Some commentators are trying to scare the population away from taking the H1N1 vaccine by quoting the Great Swine Flu Scare of ’76. The story begins with a swine-flu outbreak killing a U.S. soldier at Fort Dix in New Jersey. President Gerald Ford responded by convening a summit of scientists and ordering vaccinations for all 220 million Americans. While 45 million Americans got vaccinated, the credibility of the program was destroyed when A) the outbreak was limited to just a couple of hundred soldiers at Fort Dix, and B) 500 people who took the vaccine developed a paralyzing neurological disorder called Guillain-Barré Syndrome, with two dozen people dying from it.

The deaths prompted an investigation by the U.S. Immunization Safety Review committee, after which the committee concluded that the evidence was inadequate to either accept or reject a link between the vaccine and GBS. However, the committee added that “the evidence was at most weak that the vaccine could act in humans in ways that could lead to these neurological problems.”

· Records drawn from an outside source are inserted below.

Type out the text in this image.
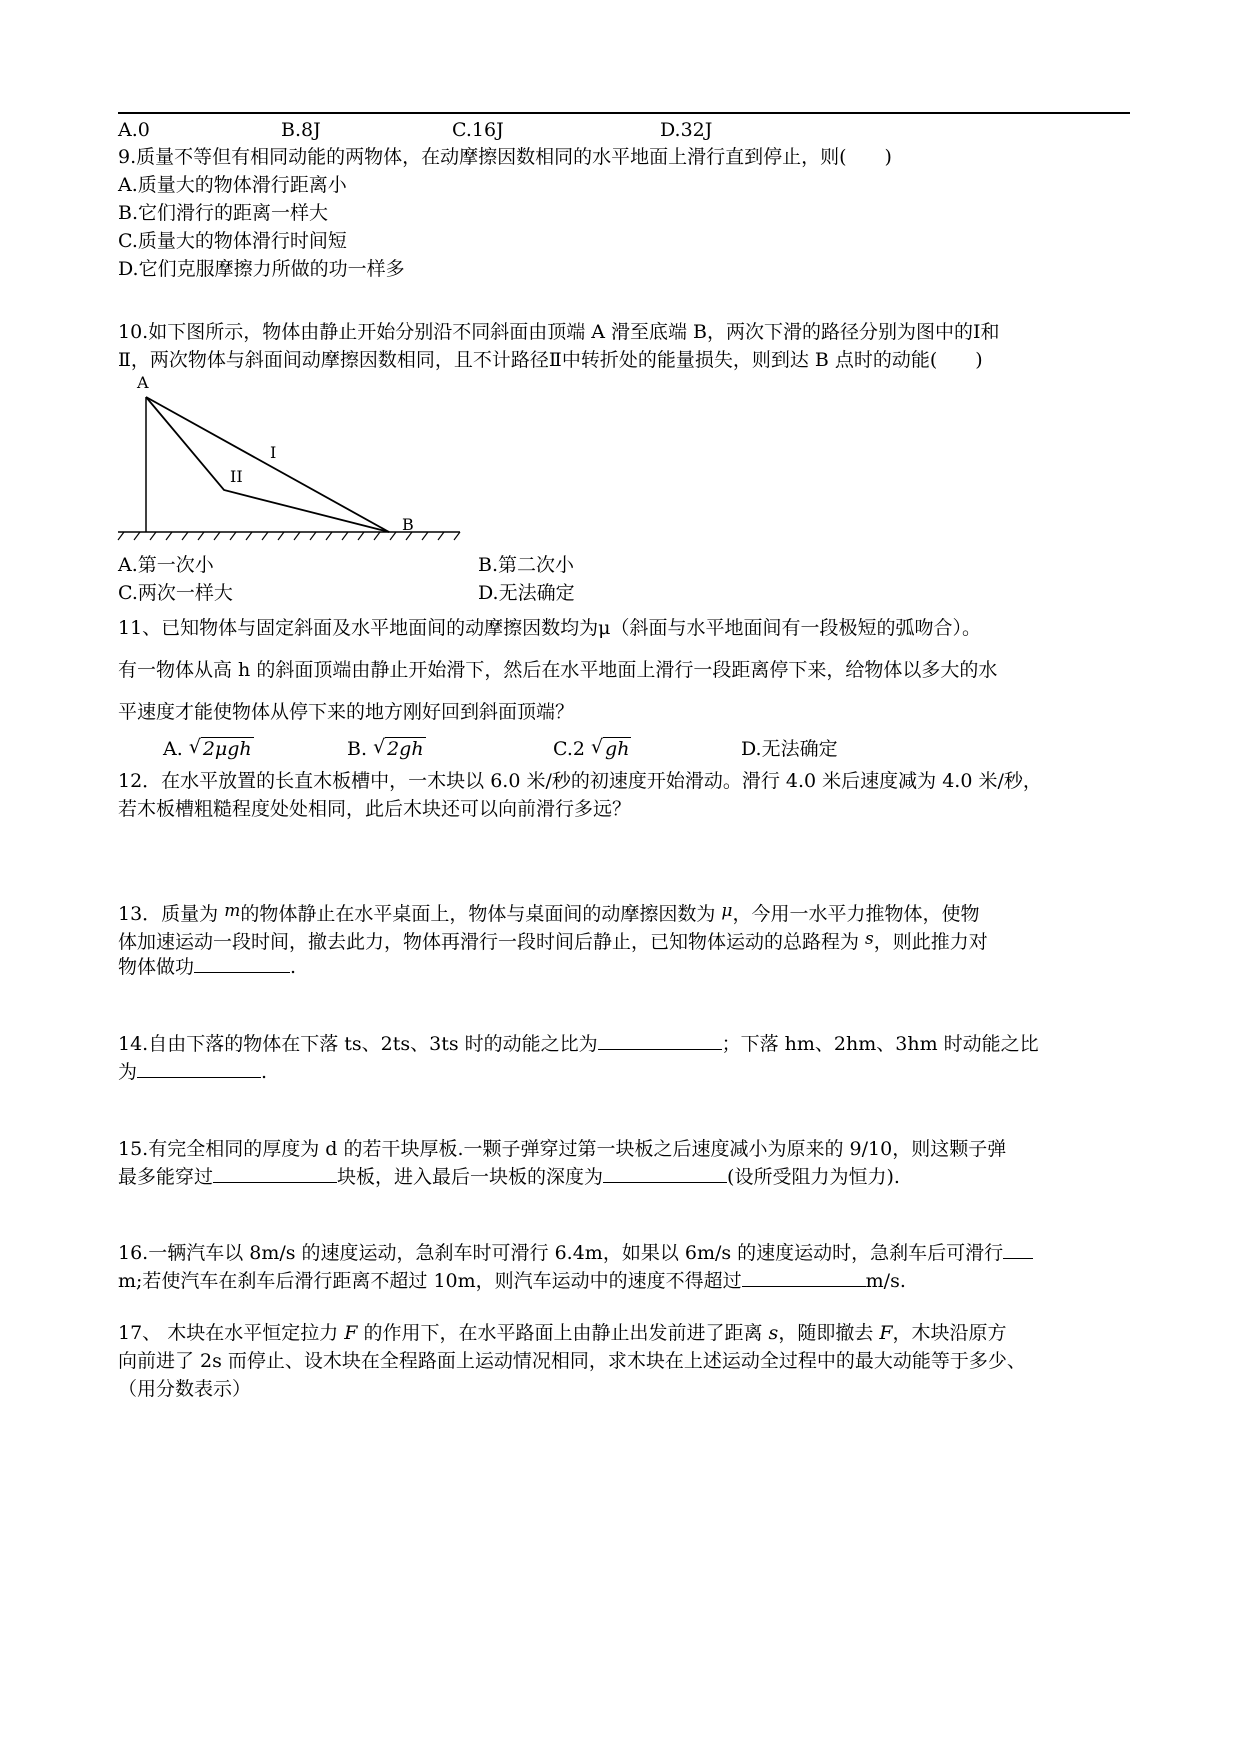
A.0	B.8J	C.16J	D.32J
9.质量不等但有相同动能的两物体，在动摩擦因数相同的水平地面上滑行直到停止，则(　　)
A.质量大的物体滑行距离小
B.它们滑行的距离一样大
C.质量大的物体滑行时间短
D.它们克服摩擦力所做的功一样多
10.如下图所示，物体由静止开始分别沿不同斜面由顶端 A 滑至底端 B，两次下滑的路径分别为图中的Ⅰ和
Ⅱ，两次物体与斜面间动摩擦因数相同，且不计路径Ⅱ中转折处的能量损失，则到达 B 点时的动能(　　)
A
I
II
B
A.第一次小	B.第二次小
C.两次一样大	D.无法确定
11、已知物体与固定斜面及水平地面间的动摩擦因数均为μ（斜面与水平地面间有一段极短的弧吻合）。
有一物体从高 h 的斜面顶端由静止开始滑下，然后在水平地面上滑行一段距离停下来，给物体以多大的水
平速度才能使物体从停下来的地方刚好回到斜面顶端？
A. √ 2μgh	B. √ 2gh	C.2 √ gh	D.无法确定
12．在水平放置的长直木板槽中，一木块以 6.0 米/秒的初速度开始滑动。滑行 4.0 米后速度减为 4.0 米/秒，
若木板槽粗糙程度处处相同，此后木块还可以向前滑行多远？
13．质量为 m的物体静止在水平桌面上，物体与桌面间的动摩擦因数为 μ，今用一水平力推物体，使物
体加速运动一段时间，撤去此力，物体再滑行一段时间后静止，已知物体运动的总路程为 s，则此推力对
物体做功	.
14.自由下落的物体在下落 ts、2ts、3ts 时的动能之比为	；下落 hm、2hm、3hm 时动能之比
为	.
15.有完全相同的厚度为 d 的若干块厚板.一颗子弹穿过第一块板之后速度减小为原来的 9/10，则这颗子弹
最多能穿过	块板，进入最后一块板的深度为	(设所受阻力为恒力).
16.一辆汽车以 8m/s 的速度运动，急刹车时可滑行 6.4m，如果以 6m/s 的速度运动时，急刹车后可滑行
m;若使汽车在刹车后滑行距离不超过 10m，则汽车运动中的速度不得超过	m/s.
17、 木块在水平恒定拉力 F 的作用下，在水平路面上由静止出发前进了距离 s，随即撤去 F，木块沿原方
向前进了 2s 而停止、设木块在全程路面上运动情况相同，求木块在上述运动全过程中的最大动能等于多少、
（用分数表示）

Experts still do not know whether or not something went wrong with the vaccine that year, but they note that since 1976, flu vaccines have not led to a spike in cases of GBS. One of the strongest arguments cited in favor of getting the flu vaccine is that the flu itself can cause GBS. Raymond Roos, a neurologist/virologist at the University of Chicago Medical Center who has studied GBS, said he is “comfortable” with recommending the H1N1 vaccine. “On balance, I’m a proponent for taking an H1N1 vaccine,” he said. “The flu and H1N1 have the potential to cause nervous system abnormalities.” He added that vaccine makers have made significant improvements in the safety of vaccines since 1976.

Heath officials said H1N1 flu has caused at least 19 more children’s deaths. At least 114 children have died from swine flu complications since the pandemic began in April, up from 95 reported a week ago. The Centers for Disease Control and Prevention released the statistics Friday. So while you are free to make your own decision about getting yourself vaccinated, please think very seriously about the the consequences of not getting your children vaccinated.

More information is available from the Centers For Disease Control.

Disclaimer: I am not a medical nor health professional and these are only my opinions. Please consult with a medical or health professional and do not listen to the fringe about this very important subject.